Bemis tries to backtrack and chalk his dislike for the song up to his teenage disappointment with Nirvana’s post-Nevermind output. He also added, “If it were a Soundgarden song, people would just not like ‘Rape Me.'” Bemis thought the song was Cobain’s reaction to the press and put it on the record because he wanted to get a reaction. He then compares this to Miley Cyrus:

BEMIS: It’s the sort of baseline assumptions that one can make. It’s sort of like Miley — I’m going to get a lot of shit for this — but it’s just like what Miley Cyrus is doing right now. We don’t really know what’s in her head or why she’s doing this. But we can assume she’s trying to grow up and expand her image and no longer be a teeny-bopper icon, and she’s trying to be dangerous and sexy and hip.

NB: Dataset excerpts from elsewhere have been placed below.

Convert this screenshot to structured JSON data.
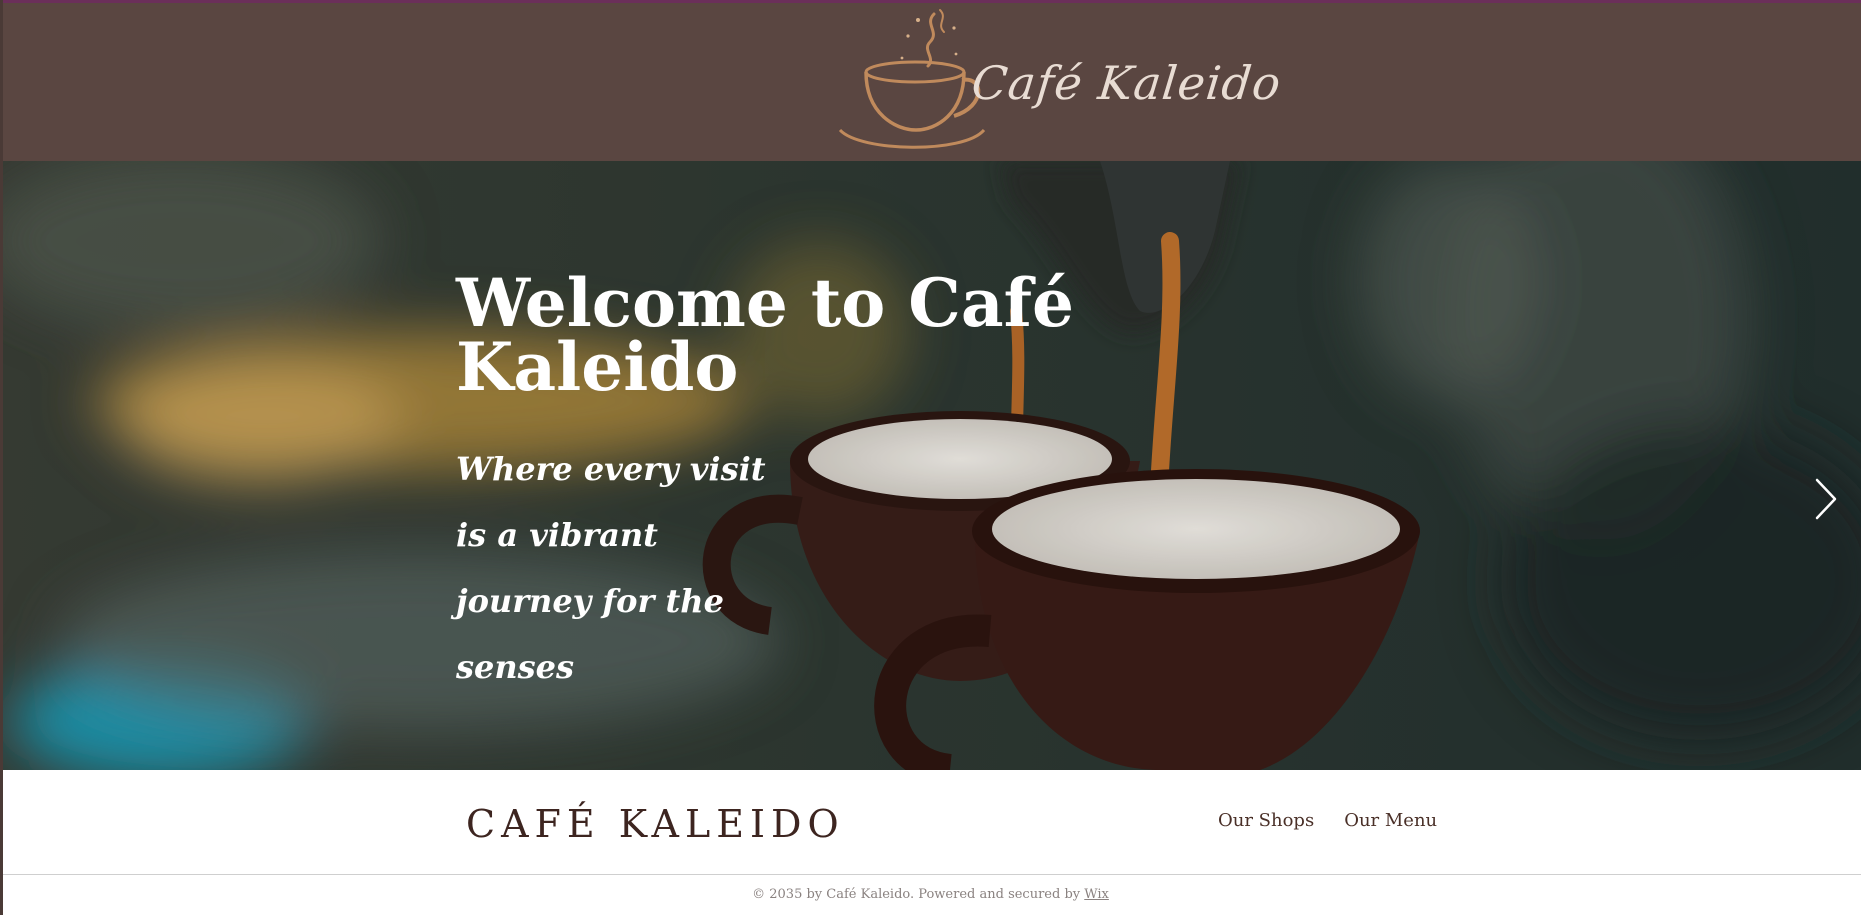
{
  "header": {
    "logo_text": "Café Kaleido",
    "logo_icon": "coffee-cup-icon"
  },
  "hero": {
    "title": "Welcome to Café Kaleido",
    "subtitle": "Where every visit is a vibrant journey for the senses",
    "next_icon": "chevron-right-icon"
  },
  "footer": {
    "brand": "CAFÉ KALEIDO",
    "nav": [
      {
        "label": "Our Shops"
      },
      {
        "label": "Our Menu"
      }
    ],
    "copyright_prefix": "© 2035 by Café Kaleido. Powered and secured by ",
    "copyright_link": "Wix"
  },
  "colors": {
    "header_bg": "#5a4641",
    "logo_accent": "#c08a5c",
    "brand_text": "#3d2520",
    "top_accent": "#6b2f5a"
  }
}
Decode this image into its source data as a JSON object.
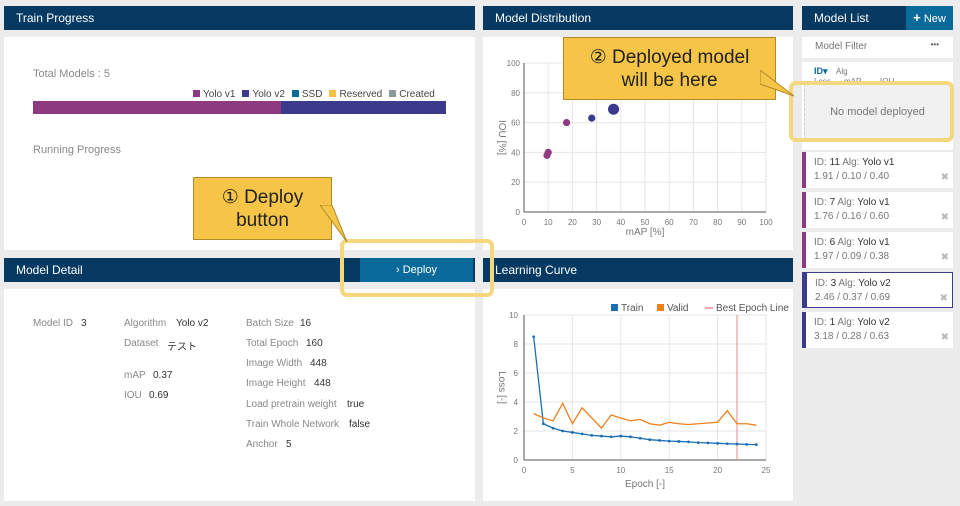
{
  "train_progress": {
    "title": "Train Progress",
    "total_models_label": "Total Models : 5",
    "legend": [
      {
        "label": "Yolo v1",
        "color": "#8e3a80"
      },
      {
        "label": "Yolo v2",
        "color": "#3b3a8c"
      },
      {
        "label": "SSD",
        "color": "#0a6a9a"
      },
      {
        "label": "Reserved",
        "color": "#f2c14a"
      },
      {
        "label": "Created",
        "color": "#8a9a9a"
      }
    ],
    "bar_fractions": {
      "Yolo v1": 0.6,
      "Yolo v2": 0.4
    },
    "running_progress_label": "Running Progress"
  },
  "model_distribution": {
    "title": "Model Distribution",
    "chart_data": {
      "type": "scatter",
      "xlabel": "mAP [%]",
      "ylabel": "IOU [%]",
      "xlim": [
        0,
        100
      ],
      "ylim": [
        0,
        100
      ],
      "xticks": [
        "0",
        "10",
        "20",
        "30",
        "40",
        "50",
        "60",
        "70",
        "80",
        "90",
        "100"
      ],
      "yticks": [
        "0",
        "20",
        "40",
        "60",
        "80",
        "100"
      ],
      "points": [
        {
          "x": 9.5,
          "y": 38,
          "series": "Yolo v1"
        },
        {
          "x": 10,
          "y": 40,
          "series": "Yolo v1"
        },
        {
          "x": 17.6,
          "y": 60,
          "series": "Yolo v1"
        },
        {
          "x": 28,
          "y": 63,
          "series": "Yolo v2"
        },
        {
          "x": 37,
          "y": 69,
          "series": "Yolo v2",
          "selected": true
        }
      ],
      "grid": true
    }
  },
  "model_list": {
    "title": "Model List",
    "new_label": "New",
    "filter_label": "Model Filter",
    "filter_more": "•••",
    "sort": {
      "id": "ID",
      "alg": "Alg",
      "loss": "Loss",
      "map": "mAP",
      "iou": "IOU"
    },
    "empty_deploy": "No model deployed",
    "items": [
      {
        "id": "11",
        "alg": "Yolo v1",
        "loss": "1.91",
        "map": "0.10",
        "iou": "0.40",
        "color": "#8e3a80"
      },
      {
        "id": "7",
        "alg": "Yolo v1",
        "loss": "1.76",
        "map": "0.16",
        "iou": "0.60",
        "color": "#8e3a80"
      },
      {
        "id": "6",
        "alg": "Yolo v1",
        "loss": "1.97",
        "map": "0.09",
        "iou": "0.38",
        "color": "#8e3a80"
      },
      {
        "id": "3",
        "alg": "Yolo v2",
        "loss": "2.46",
        "map": "0.37",
        "iou": "0.69",
        "color": "#3b3a8c"
      },
      {
        "id": "1",
        "alg": "Yolo v2",
        "loss": "3.18",
        "map": "0.28",
        "iou": "0.63",
        "color": "#3b3a8c"
      }
    ],
    "id_prefix": "ID:",
    "alg_prefix": "Alg:",
    "sep": "/"
  },
  "model_detail": {
    "title": "Model Detail",
    "deploy_label": "Deploy",
    "model_id_label": "Model ID",
    "model_id": "3",
    "algorithm_label": "Algorithm",
    "algorithm": "Yolo v2",
    "dataset_label": "Dataset",
    "dataset": "テスト",
    "map_label": "mAP",
    "map": "0.37",
    "iou_label": "IOU",
    "iou": "0.69",
    "batch_size_label": "Batch Size",
    "batch_size": "16",
    "total_epoch_label": "Total Epoch",
    "total_epoch": "160",
    "image_width_label": "Image Width",
    "image_width": "448",
    "image_height_label": "Image Height",
    "image_height": "448",
    "load_pretrain_label": "Load pretrain weight",
    "load_pretrain": "true",
    "train_whole_label": "Train Whole Network",
    "train_whole": "false",
    "anchor_label": "Anchor",
    "anchor": "5"
  },
  "learning_curve": {
    "title": "Learning Curve",
    "chart_data": {
      "type": "line",
      "xlabel": "Epoch [-]",
      "ylabel": "Loss [-]",
      "xlim": [
        0,
        25
      ],
      "ylim": [
        0,
        10
      ],
      "xticks": [
        "0",
        "5",
        "10",
        "15",
        "20",
        "25"
      ],
      "yticks": [
        "0",
        "2",
        "4",
        "6",
        "8",
        "10"
      ],
      "series": [
        {
          "name": "Train",
          "color": "#1a6fb5",
          "x": [
            1,
            2,
            3,
            4,
            5,
            6,
            7,
            8,
            9,
            10,
            11,
            12,
            13,
            14,
            15,
            16,
            17,
            18,
            19,
            20,
            21,
            22,
            23,
            24
          ],
          "values": [
            8.5,
            2.5,
            2.2,
            2.0,
            1.9,
            1.8,
            1.7,
            1.65,
            1.6,
            1.65,
            1.6,
            1.5,
            1.4,
            1.35,
            1.3,
            1.28,
            1.25,
            1.2,
            1.18,
            1.15,
            1.12,
            1.1,
            1.08,
            1.06
          ]
        },
        {
          "name": "Valid",
          "color": "#ef7f1a",
          "x": [
            1,
            2,
            3,
            4,
            5,
            6,
            7,
            8,
            9,
            10,
            11,
            12,
            13,
            14,
            15,
            16,
            17,
            18,
            19,
            20,
            21,
            22,
            23,
            24
          ],
          "values": [
            3.2,
            2.9,
            2.7,
            3.9,
            2.5,
            3.6,
            2.9,
            2.2,
            3.1,
            2.9,
            2.7,
            2.8,
            2.5,
            2.4,
            2.6,
            2.5,
            2.45,
            2.5,
            2.55,
            2.6,
            3.4,
            2.5,
            2.5,
            2.4
          ]
        }
      ],
      "best_epoch_label": "Best Epoch Line",
      "best_epoch": 22,
      "best_epoch_color": "#f08a8a"
    }
  },
  "callouts": {
    "deploy": "① Deploy button",
    "deployed": "② Deployed model will be here"
  }
}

So that’s our assumption that may be miles from whatever she’s actually thinking about.

So in this instance, with Nirvana, Kurt was an intelligent, brilliant guy, so we don’t really know why he released “Rape Me” at the time he did or wrote the song or whatever. But from our perspective, from the general perspective, it certainly seemed that it was some kind of reaction against their success with Nevermind.